Patients with impaired kidney function had greater uNGAL levels than the other groups (74 mcg/g creatinine vs. 40 mcg/g in those with ascites and 31 mcg/g in those without ascites, P<.0001 for both comparisons). In the group with impaired kidney function, uNGAL values were higher among those with ATN (median 417 mcg/g creatinine) compared with participants with pre-renal azotemia (30 mcg/g), CKD (82 mcg/g) and HRS (76 mcg/g) (P=.0006). The median level among HRS patients was significantly different from that of the azotemia patients (P=.0029) and the ATN patients (P=.0038), but not the CKD patients (P=.39).

Participants with urinary tract infections (n=25) had greater uNGAL levels than those who did not (N=216) (median 166 mcg/g creatinine vs. 42 mcg/g, P<.0001). Patients with other types of infections (n=64) had higher levels than those without infections (n=152), but this difference was not statistically significant.
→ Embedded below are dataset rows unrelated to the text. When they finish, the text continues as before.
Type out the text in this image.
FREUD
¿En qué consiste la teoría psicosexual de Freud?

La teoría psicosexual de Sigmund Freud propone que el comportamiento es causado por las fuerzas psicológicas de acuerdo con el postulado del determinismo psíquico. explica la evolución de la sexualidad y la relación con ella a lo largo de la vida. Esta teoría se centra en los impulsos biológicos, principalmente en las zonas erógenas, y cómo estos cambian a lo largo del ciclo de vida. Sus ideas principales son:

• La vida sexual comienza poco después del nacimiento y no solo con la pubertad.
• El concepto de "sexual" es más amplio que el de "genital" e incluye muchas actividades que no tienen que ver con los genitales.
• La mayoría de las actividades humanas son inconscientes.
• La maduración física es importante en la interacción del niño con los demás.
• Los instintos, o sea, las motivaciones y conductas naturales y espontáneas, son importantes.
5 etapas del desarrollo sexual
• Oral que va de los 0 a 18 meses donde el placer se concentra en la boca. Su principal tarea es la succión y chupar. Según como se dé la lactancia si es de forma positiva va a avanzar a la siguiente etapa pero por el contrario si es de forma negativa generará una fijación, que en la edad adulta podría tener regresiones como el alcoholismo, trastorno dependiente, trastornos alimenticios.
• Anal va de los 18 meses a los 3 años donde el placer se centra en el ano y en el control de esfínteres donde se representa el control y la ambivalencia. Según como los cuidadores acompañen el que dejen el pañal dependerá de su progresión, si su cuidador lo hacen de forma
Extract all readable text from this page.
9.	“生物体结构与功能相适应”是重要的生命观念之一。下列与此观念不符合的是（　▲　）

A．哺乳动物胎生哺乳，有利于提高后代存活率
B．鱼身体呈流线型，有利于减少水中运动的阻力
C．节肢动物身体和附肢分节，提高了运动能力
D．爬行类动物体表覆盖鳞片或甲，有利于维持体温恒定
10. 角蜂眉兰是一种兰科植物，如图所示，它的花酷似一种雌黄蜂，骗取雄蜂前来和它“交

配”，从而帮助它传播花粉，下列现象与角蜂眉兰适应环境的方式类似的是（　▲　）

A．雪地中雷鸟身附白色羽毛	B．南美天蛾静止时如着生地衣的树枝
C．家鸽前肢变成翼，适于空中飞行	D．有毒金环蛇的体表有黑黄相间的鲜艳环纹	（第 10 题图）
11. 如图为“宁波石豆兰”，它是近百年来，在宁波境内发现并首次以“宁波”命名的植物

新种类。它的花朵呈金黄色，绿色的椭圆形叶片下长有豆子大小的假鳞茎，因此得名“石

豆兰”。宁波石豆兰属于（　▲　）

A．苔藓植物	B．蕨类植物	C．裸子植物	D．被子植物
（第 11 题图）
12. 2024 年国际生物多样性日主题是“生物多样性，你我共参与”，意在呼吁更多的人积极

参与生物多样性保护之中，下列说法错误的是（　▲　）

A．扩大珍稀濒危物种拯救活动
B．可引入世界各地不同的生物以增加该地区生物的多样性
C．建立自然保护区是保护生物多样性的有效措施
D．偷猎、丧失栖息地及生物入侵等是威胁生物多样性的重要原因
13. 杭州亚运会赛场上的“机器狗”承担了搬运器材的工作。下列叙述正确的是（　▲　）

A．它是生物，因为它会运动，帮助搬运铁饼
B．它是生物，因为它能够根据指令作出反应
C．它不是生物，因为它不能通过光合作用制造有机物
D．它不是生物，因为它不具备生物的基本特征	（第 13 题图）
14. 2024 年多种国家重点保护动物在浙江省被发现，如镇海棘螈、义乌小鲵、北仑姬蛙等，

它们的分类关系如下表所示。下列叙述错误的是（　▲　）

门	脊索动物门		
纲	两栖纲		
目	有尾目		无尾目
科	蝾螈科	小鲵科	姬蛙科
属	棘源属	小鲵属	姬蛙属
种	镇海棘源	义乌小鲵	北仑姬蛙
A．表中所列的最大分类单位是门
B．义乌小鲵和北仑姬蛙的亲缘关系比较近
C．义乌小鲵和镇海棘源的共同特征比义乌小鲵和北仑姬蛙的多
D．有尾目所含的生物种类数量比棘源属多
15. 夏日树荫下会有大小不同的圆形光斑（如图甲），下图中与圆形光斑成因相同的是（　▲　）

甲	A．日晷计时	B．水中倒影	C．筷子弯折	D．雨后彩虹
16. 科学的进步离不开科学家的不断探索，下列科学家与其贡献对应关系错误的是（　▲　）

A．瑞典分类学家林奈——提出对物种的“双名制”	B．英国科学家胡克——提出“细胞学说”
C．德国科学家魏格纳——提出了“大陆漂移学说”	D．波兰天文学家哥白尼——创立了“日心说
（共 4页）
Patients with HRS were further divided according to type, including those with classical type 1, classical type 2, and HRS associated with infection. Participants with type 1 had higher uNGAL levels than patients with type 2 (147 mcg/g creatinine vs. 43 mcg/g, P=.0041), and patients with type 1 and those with infection-associated HRS had higher values than those with pre-renal azotemia (P=.0026 and P=.0123, respectively).

“If these results are confirmed in further studies, uNGAL levels may be useful in the differential diagnosis of impairment of kidney function in cirrhosis,” the researchers wrote. “When using this kidney biomarker, urinary tract infections should be ruled out because they may increase uNGAL levels.”